OpenAI has quietly decommissioned its AI Classifier, an innovative but experimental tool designed to sniff out text written by artificial intelligence. The move was undertaken without any significant public announcement, merely an inconspicuous update on OpenAI’s official webpage confirming the development. The note clarified that the AI Classifier was being withdrawn due to a disappointing accuracy rate. OpenAI is now shifting its attention to enhance user understanding of AI-generated content, focusing on improving its audio or visual provenance techniques.
The AI Classifier was launched on January 31, a response to concerns from the education sector about the potential misuse of ChatGPT by students to write their essays or assignments. Despite its noble intentions, the classifier was seen by many as a symbolic measure, inadequately addressing a complex issue. OpenAI was candid about the classifier’s limitations, acknowledging that it correctly identified just 26% of AI-written text. Meanwhile, it also erroneously flagged 9% of human-written works as AI-generated.

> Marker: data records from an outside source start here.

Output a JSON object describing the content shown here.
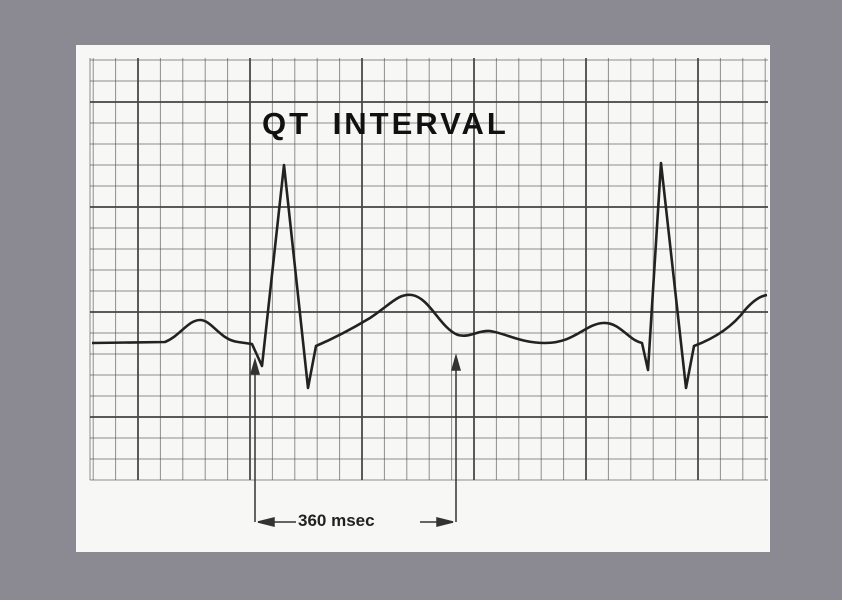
{
  "title": "QT INTERVAL",
  "measurement_label": "360 msec",
  "colors": {
    "background": "#8b8a93",
    "paper": "#f7f7f5",
    "grid": "#4a4a4a",
    "trace": "#222222"
  }
}
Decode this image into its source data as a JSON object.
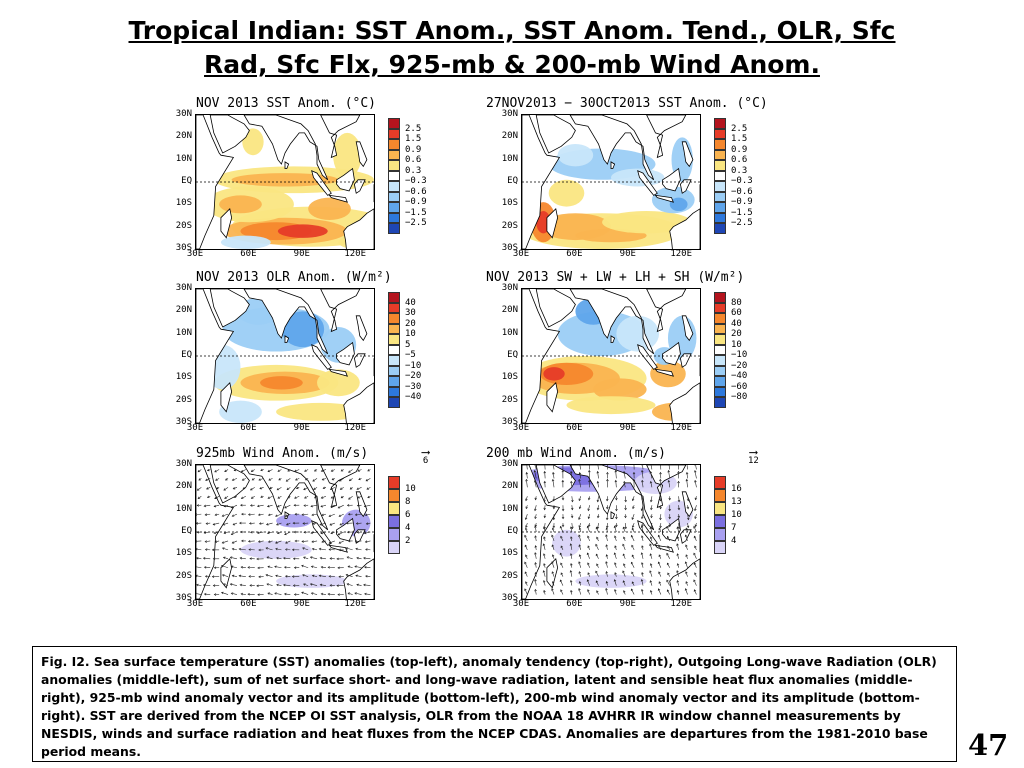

AI writing detectors such as OpenAI’s Classifier, Turnitin, and GPTZero have long been criticized for their inaccurate and unreliable results. The underlying techniques that drive these tools are speculative at best, frequently leading to false accusations of cheating against students. AI models can write strikingly human-like text, while human authors can mimic AI styles. Simply prompting ChatGPT to write in a specific author’s style can easily trick these detectors. Despite these inherent issues, commercial AI detectors have emerged and grown over the last six months.
AI writer and futurist Daniel Jeffries voiced his skepticism about AI detection tools, tweeting, “If OpenAI can’t get its AI detection tool to work, nobody else can either.” He condemned these tools as “snake oil” and cautioned against relying on them. This sentiment is bolstered by recent research (Sadasivan et al., 2023) and experiences from educators, who often find their own work incorrectly identified as AI-generated. Additionally, concerns have been raised about the bias these detectors have against non-native English writers and potentially neurodivergent individuals.
Research into watermarking AI-generated text, by deliberately tweaking word frequency, is ongoing. However, initial studies show that AI models, adept at paraphrasing, can easily circumvent such watermarking.
It’s clear that AI-written text isn’t going anywhere. As AI’s capability to augment text evolves, it’s conceivable that AI-generated content could blend seamlessly among humanity’s literary achievements, provided it’s deployed adeptly. The focus may need to shift from how text is written to ensuring it effectively conveys what a person wants to express, the true essence of communication. After all, isn’t that what we’re all striving for in our words?